Film: While modern scanning equipment will produce many output formats, the requirement of ‘saving the best available’ dictates taking an uncompressed image output from the scanner. That can be saved in various wrappers, but in practice two are generally used:
- DPX is standard in digital cinema production and in digital restoration as the working format, but it is perfectly usable as an archive format. Audio and video are separate, and indeed each image is in a separate file, but the DPX standard includes metadata to bundle the whole collection of files in a meaningful way, understood by professional-level edit systems.
- MXF is the standard for distribution in digital cinema, wrapping JPEG2000 encodings. There are various kinds of JPEG2000 (J2K). The EDCine project recommended lossless J2K for the archive master, a slightly compressed lossy J2K encoding as a mezzanine, and then the distribution digital cinema package DCP could readily be produced, as well as more heavily compressed versions for other uses. MXF is the choice when there is a need to keep a single file as ‘the object’, rather than a collection of files as is the case with DPX.

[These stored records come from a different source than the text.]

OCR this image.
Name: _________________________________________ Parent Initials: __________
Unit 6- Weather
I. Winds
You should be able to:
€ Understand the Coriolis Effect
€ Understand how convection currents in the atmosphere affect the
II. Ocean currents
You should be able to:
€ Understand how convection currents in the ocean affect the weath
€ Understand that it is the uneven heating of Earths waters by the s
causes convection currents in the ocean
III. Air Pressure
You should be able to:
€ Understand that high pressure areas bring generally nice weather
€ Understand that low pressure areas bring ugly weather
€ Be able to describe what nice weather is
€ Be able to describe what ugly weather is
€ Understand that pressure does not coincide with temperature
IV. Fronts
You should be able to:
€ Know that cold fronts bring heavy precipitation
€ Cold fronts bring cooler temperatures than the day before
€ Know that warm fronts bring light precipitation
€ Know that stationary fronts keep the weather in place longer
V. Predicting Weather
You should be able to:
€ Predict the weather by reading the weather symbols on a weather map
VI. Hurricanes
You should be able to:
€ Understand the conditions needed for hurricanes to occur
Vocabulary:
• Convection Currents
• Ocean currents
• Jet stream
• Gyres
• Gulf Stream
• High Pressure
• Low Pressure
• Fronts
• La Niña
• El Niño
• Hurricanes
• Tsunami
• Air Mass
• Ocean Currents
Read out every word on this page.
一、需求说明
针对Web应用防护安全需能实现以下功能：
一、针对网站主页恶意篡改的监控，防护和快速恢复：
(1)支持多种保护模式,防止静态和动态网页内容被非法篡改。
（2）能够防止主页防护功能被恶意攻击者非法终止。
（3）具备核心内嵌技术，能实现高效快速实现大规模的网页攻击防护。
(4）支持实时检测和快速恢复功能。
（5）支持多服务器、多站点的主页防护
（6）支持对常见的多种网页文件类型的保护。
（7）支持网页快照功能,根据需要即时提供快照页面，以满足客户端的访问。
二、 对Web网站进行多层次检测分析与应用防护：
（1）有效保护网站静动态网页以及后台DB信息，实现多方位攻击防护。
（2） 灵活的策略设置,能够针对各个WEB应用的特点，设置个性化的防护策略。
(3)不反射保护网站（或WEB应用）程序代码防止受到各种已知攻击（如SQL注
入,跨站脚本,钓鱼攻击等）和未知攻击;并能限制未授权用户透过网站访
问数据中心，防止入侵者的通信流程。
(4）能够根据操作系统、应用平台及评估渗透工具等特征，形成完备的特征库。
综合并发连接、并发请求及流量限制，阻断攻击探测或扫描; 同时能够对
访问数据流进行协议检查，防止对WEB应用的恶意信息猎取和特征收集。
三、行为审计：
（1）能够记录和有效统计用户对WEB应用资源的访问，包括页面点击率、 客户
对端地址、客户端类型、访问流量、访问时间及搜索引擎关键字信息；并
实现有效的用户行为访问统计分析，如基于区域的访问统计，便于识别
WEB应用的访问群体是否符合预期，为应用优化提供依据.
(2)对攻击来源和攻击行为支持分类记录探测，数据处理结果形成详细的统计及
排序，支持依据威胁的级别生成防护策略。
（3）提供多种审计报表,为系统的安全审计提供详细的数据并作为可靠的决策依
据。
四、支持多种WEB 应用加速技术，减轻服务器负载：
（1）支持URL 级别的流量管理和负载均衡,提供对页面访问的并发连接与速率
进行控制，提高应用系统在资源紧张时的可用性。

DCP is the format (again, a bundle of files, not a single file) defined by the Digital Cinema Initiative DCI as the distribution format for digital cinema. It is now reaching archives, and so the requirement to ‘store the original artefact’ can be seen as requiring making the DCP an archive element — the ‘archive original’ if not the ‘archive master’. Unfortunately the digital rights managment lock-ups associated with DCP distribution create archive problems, that are really just emerging in 2013. Problems with DCP (and their solutions) may need to be a separate FAQ.
If the PrestoCentre recommended file formats don’t work for your situation, you can do two things:
- tell us why, so we can make our information more comprehensive. There should be a comment box on this page.
- consider alternatives not listed above. The Library of Congress has a comprehensive list of formats for ‘moving images’, covering codecs and wrappers.